Al Qaeda Replaces Bin Laden: Who Is Ayman al-Zawahiri?

Ayman ZawahiriThe death of Osama bin Laden not only brings on a host of emotions, it brings on a host of questions. Things like "What's going to happen next?" "Should I be worried?" and "Who is going to be the next leader of Al Qaeda?" are probably a few of the many things swirling around in your head right now.

While the first two questions are difficult to answer, the third is fairly easy. Despite the fact that Osama bin Laden was Al Qaeda's only commander in its 22-year history, most likely the new leader will be Ayman al-Zawahiri, his less charismatic and less respected second-in-command. And here are five things you should know about him.

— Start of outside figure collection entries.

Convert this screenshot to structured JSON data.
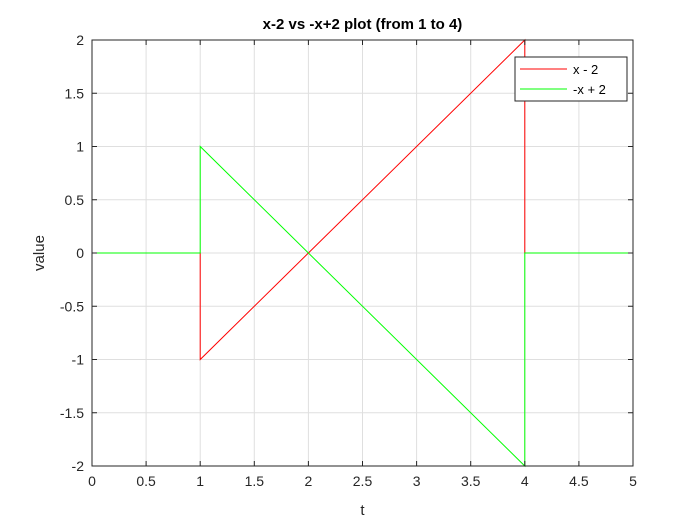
{
  "window": {
    "background": "#ffffff"
  },
  "chart_data": {
    "type": "line",
    "title": "x-2 vs -x+2 plot (from 1 to 4)",
    "xlabel": "t",
    "ylabel": "value",
    "xlim": [
      0,
      5
    ],
    "ylim": [
      -2,
      2
    ],
    "xticks": [
      0,
      0.5,
      1,
      1.5,
      2,
      2.5,
      3,
      3.5,
      4,
      4.5,
      5
    ],
    "xtick_labels": [
      "0",
      "0.5",
      "1",
      "1.5",
      "2",
      "2.5",
      "3",
      "3.5",
      "4",
      "4.5",
      "5"
    ],
    "yticks": [
      -2,
      -1.5,
      -1,
      -0.5,
      0,
      0.5,
      1,
      1.5,
      2
    ],
    "ytick_labels": [
      "-2",
      "-1.5",
      "-1",
      "-0.5",
      "0",
      "0.5",
      "1",
      "1.5",
      "2"
    ],
    "grid": true,
    "legend_position": "top-right",
    "series": [
      {
        "name": "x - 2",
        "color": "#ff0000",
        "x": [
          0,
          1,
          1,
          4,
          4,
          5
        ],
        "y": [
          0,
          0,
          -1,
          2,
          0,
          0
        ]
      },
      {
        "name": "-x + 2",
        "color": "#00ff00",
        "x": [
          0,
          1,
          1,
          4,
          4,
          5
        ],
        "y": [
          0,
          0,
          1,
          -2,
          0,
          0
        ]
      }
    ]
  }
}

He goes by many names. Ayman al-Zawahiri, an Egyptian-born doctor, has used the following names and aliases: Abu Muhammad, Abu Fatima, Muhammad Ibrahim, Abu Abdallah, Abu al-Mu'iz, The Doctor, The Teacher, Nur, Ustaz, Abu Mohammed Nur al-Deen, Abdel Muaz.

His arrest is worth millions. As you may have suspected, al-Zawahiri is on Washington's most-wanted list. He was indicted in the United States for the bombing of two US embassies in Africa in 1998. There is a $25 million reward for information leading to his arrest.

He was married with five kids. In 1978 al-Zawahiri married Azza Ahmed Nowar, and together the couple has four girls and one boy. Nowar and 4-year-old daughter Aisha, who had Down syndrome, both died shortly after 9/11.

After the bombing of a Taliban officials building, Azza was pinned under debris of a guesthouse roof. She "refused to be excavated" because "men would see her face." Aisha had not been hurt by the attack, but died from exposure to the cold while the rescuers tried to save Azza.

He wasn't always violent. According to the 2006 book, The Looming Tower, when Ayman was growing up in Cairo, he was an excellent student who loved poetry, "hated violent sports" -- because he felt they were "inhumane" -- and had a deep affection for his mother.

You've probably seen him before. Ayman has appeared in several video and audiotapes urging Muslims to join the jihad against the United States and its allies. Some of these tapes have been followed closely by terrorist attacks.

In May 2003, days after a tape allegedly containing al-Zawahiri's voice was released, suicide bombings in Riyadh, Saudi Arabia, killed 23 people, including nine Americans.

On an October 2002 tape, a voice thought to be al-Zawahiri's said, "America and its deputies should know that their crimes will not go unpunished .... The settlement of this overburdened account will indeed be heavy. We will also aim to continue, by permission of Allah, the destruction of the American economy." Yikes.

What do you think about Ayman al-Zawahiri?